Un momento de La pequeña Suiza

Sin embargo, a falta de una temática amplía y valerosa sobre los casos de corrupción que han desgastado y deteriorado la imagen de nuestros políticos (El reino, de Rodrigo Sorogoyen, irrumpe como una pequeña muestra de nuestras alcantarillas), la comedia, por otra parte, muestra una actividad imparable, y sus títulos son asiduos casi todas las semanas en las carteleras de estreno. Una resonancia imparable, cuya máxima virtud no es otra que hacer disfrutar al público de una historieta chiflada y procurarle una velada divertida y disolvente.

Fotograma de La Pequeña Suiza

A este fin se incorpora una película cuyo propósito más evidente no es otro que distraer al espectador y ofrecerle una peripecia intrascendente, encaminada a arrancar, si es posible, continuas carcajadas, proponiendo una chistosa parodia sobre la identidad territorial. La producción es La pequeña Suiza (2019), supone la segunda película para la pantalla grande del realizador vasco, Kepa Sojo, autor de El síndrome de Svensson (2006). Una pantomima, cuya estrategia consiste en fusionar elementos del disparate cómico actual, que están funcionando en la mecánica de la nueva comedia española. A saber, una pincelada punzante sobre actuales mimbres de raíz política, en la que el vocablo independentista se sustituye por otro menos agresivo, anexión, mezclado, con bastante chispa y simpatía, con el paradigma de humor territorial cosechado por el extraordinario éxito del largometraje Ocho apellidos vascos (Emilio Martínez Lázaro, 2013). Un maridaje sarcástico que, a poco que genere un puñado de situaciones extrovertidas acompañadas por un colección de diálogos ocurrentes e irónicos, afianzan con creces el trabajo. Para rematar la operación, la historia debe tener un variopinto plantel de personajes carismáticos de variado pelaje al mismo nivel de la chaladura que se pretende contar.

Homenaje de La pequeña Suiza

La pequeña Suiza no pretende engañar a nadie. Desde su base se entiende que su afán artístico es emular, aunque sea de manera referencial, a dos grandes maestros del humor negro y retorcido que ha tenido el cine español, el guionista riojano Rafael Azcona y el cineasta valenciano Luis García Berlanga. Este último, con la colaboración inestimable de Juan Antonio Bardem y Miguel Mihura en el libreto, dio luz a una joya de encanto irresistible, Bienvenido Mr. Marshall (1953), aludida y homenajeada por Kepa Sojo al inicio de su extravagante historia. Un propósito perspicaz que el realizador alavés, historiador del cine español, utiliza como preludio para introducirnos en su cómica historieta que avanzando en su desarrollo se observa, igualmente, que su trama no está alejada de una de las piezas maestras de la factoría inglesa Ealing, Pasaporte a Pimlico (Passport to Pimlico, Henry Cornelius, 1949).
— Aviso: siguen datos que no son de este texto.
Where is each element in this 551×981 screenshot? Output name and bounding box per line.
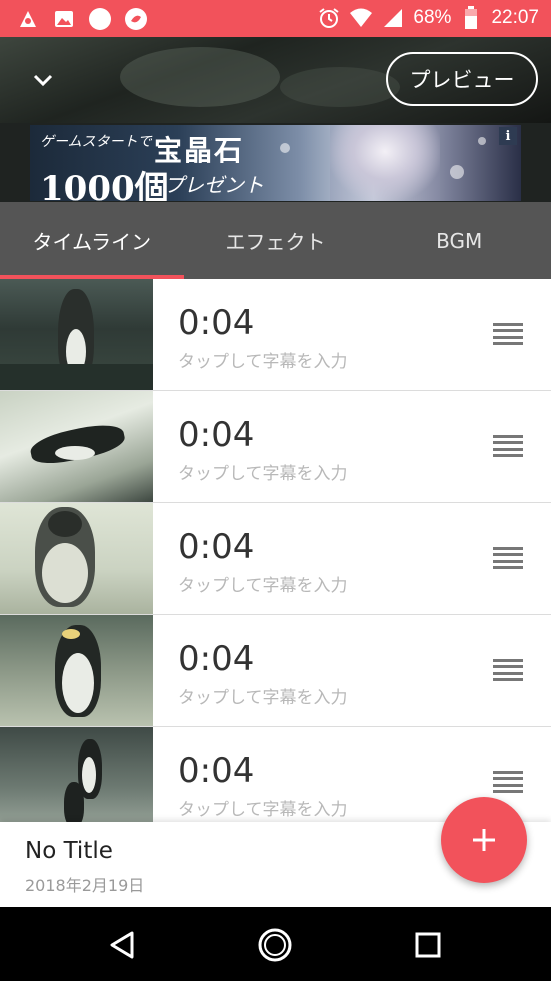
drag-handle-icon[interactable]: [493, 771, 523, 793]
image-icon: [52, 7, 76, 31]
alarm-icon: [317, 6, 341, 30]
clip-duration: 0:04: [178, 751, 255, 791]
chat-app-icon: [124, 7, 148, 31]
clip-thumbnail: [0, 503, 153, 614]
caption-placeholder[interactable]: タップして字幕を入力: [178, 347, 348, 372]
circle-icon: [88, 7, 112, 31]
clip-row[interactable]: 0:04 タップして字幕を入力: [0, 615, 551, 727]
ad-banner-area: ゲームスタートで 宝晶石 1000個 プレゼント i: [0, 123, 551, 202]
ad-info-icon[interactable]: i: [499, 127, 517, 145]
project-date: 2018年2月19日: [25, 876, 145, 895]
back-triangle-icon: [110, 931, 134, 959]
clip-duration: 0:04: [178, 527, 255, 567]
tab-bar: タイムライン エフェクト BGM: [0, 202, 551, 279]
wifi-icon: [349, 6, 373, 30]
ad-text-amount: 1000個: [40, 169, 169, 201]
clip-thumbnail: [0, 615, 153, 726]
battery-percent: 68%: [413, 7, 452, 28]
caption-placeholder[interactable]: タップして字幕を入力: [178, 459, 348, 484]
clip-row[interactable]: 0:04 タップして字幕を入力: [0, 279, 551, 391]
plus-icon: [473, 829, 495, 851]
clip-thumbnail: [0, 391, 153, 502]
caption-placeholder[interactable]: タップして字幕を入力: [178, 683, 348, 708]
ad-text-line1: ゲームスタートで: [40, 134, 152, 150]
signal-icon: [381, 6, 405, 30]
preview-button[interactable]: プレビュー: [386, 52, 538, 106]
tab-timeline[interactable]: タイムライン: [0, 202, 184, 279]
video-header: プレビュー: [0, 37, 551, 123]
ad-character-image: [330, 125, 440, 201]
collapse-button[interactable]: [26, 63, 60, 97]
add-clip-button[interactable]: [441, 797, 527, 883]
recents-square-icon: [415, 932, 441, 958]
tab-effect[interactable]: エフェクト: [184, 202, 368, 279]
drag-handle-icon[interactable]: [493, 659, 523, 681]
chevron-down-icon: [33, 74, 53, 87]
back-nav-button[interactable]: [102, 925, 142, 965]
ad-text-present: プレゼント: [164, 173, 264, 197]
clip-thumbnail: [0, 279, 153, 390]
clip-thumbnail: [0, 727, 153, 822]
drag-handle-icon[interactable]: [493, 323, 523, 345]
system-nav-bar: [0, 907, 551, 981]
app-notification-icon: [16, 7, 40, 31]
home-circle-icon: [258, 928, 292, 962]
drag-handle-icon[interactable]: [493, 547, 523, 569]
caption-placeholder[interactable]: タップして字幕を入力: [178, 571, 348, 596]
clip-row[interactable]: 0:04 タップして字幕を入力: [0, 391, 551, 503]
clip-row[interactable]: 0:04 タップして字幕を入力: [0, 503, 551, 615]
clip-duration: 0:04: [178, 303, 255, 343]
recents-nav-button[interactable]: [408, 925, 448, 965]
caption-placeholder[interactable]: タップして字幕を入力: [178, 795, 348, 820]
clip-list: 0:04 タップして字幕を入力 0:04 タップして字幕を入力 0:04 タップ…: [0, 279, 551, 822]
status-bar: 68% 22:07: [0, 0, 551, 37]
clip-duration: 0:04: [178, 415, 255, 455]
drag-handle-icon[interactable]: [493, 435, 523, 457]
home-nav-button[interactable]: [255, 925, 295, 965]
project-title[interactable]: No Title: [25, 838, 113, 864]
tab-bgm[interactable]: BGM: [367, 202, 551, 279]
clip-duration: 0:04: [178, 639, 255, 679]
battery-icon: [459, 6, 483, 30]
clock-time: 22:07: [491, 7, 539, 28]
ad-banner[interactable]: ゲームスタートで 宝晶石 1000個 プレゼント i: [30, 125, 521, 201]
Escena de La pequeña Suiza

En este caso, la acción se sitúa en la pequeña población de Tellería, ubicada en medio del País Vasco, pero perteneciente a la comunidad de Castilla y León. La mayoría de sus habitantes, encabezados por el alcalde de la villa, Antolín (Ramón Barea), quieren ser vascos. Su documento de adhesión es rechazado por el gobierno vasco, pero el descubrimiento, en el foso de su ermita, de la tumba del hijo del legendario Guillermo Tell, de un documento que los vincularía con el pequeño país europeo de Suiza, deciden, no sin controversia, solicitar la anexión a la Confederación Helvética.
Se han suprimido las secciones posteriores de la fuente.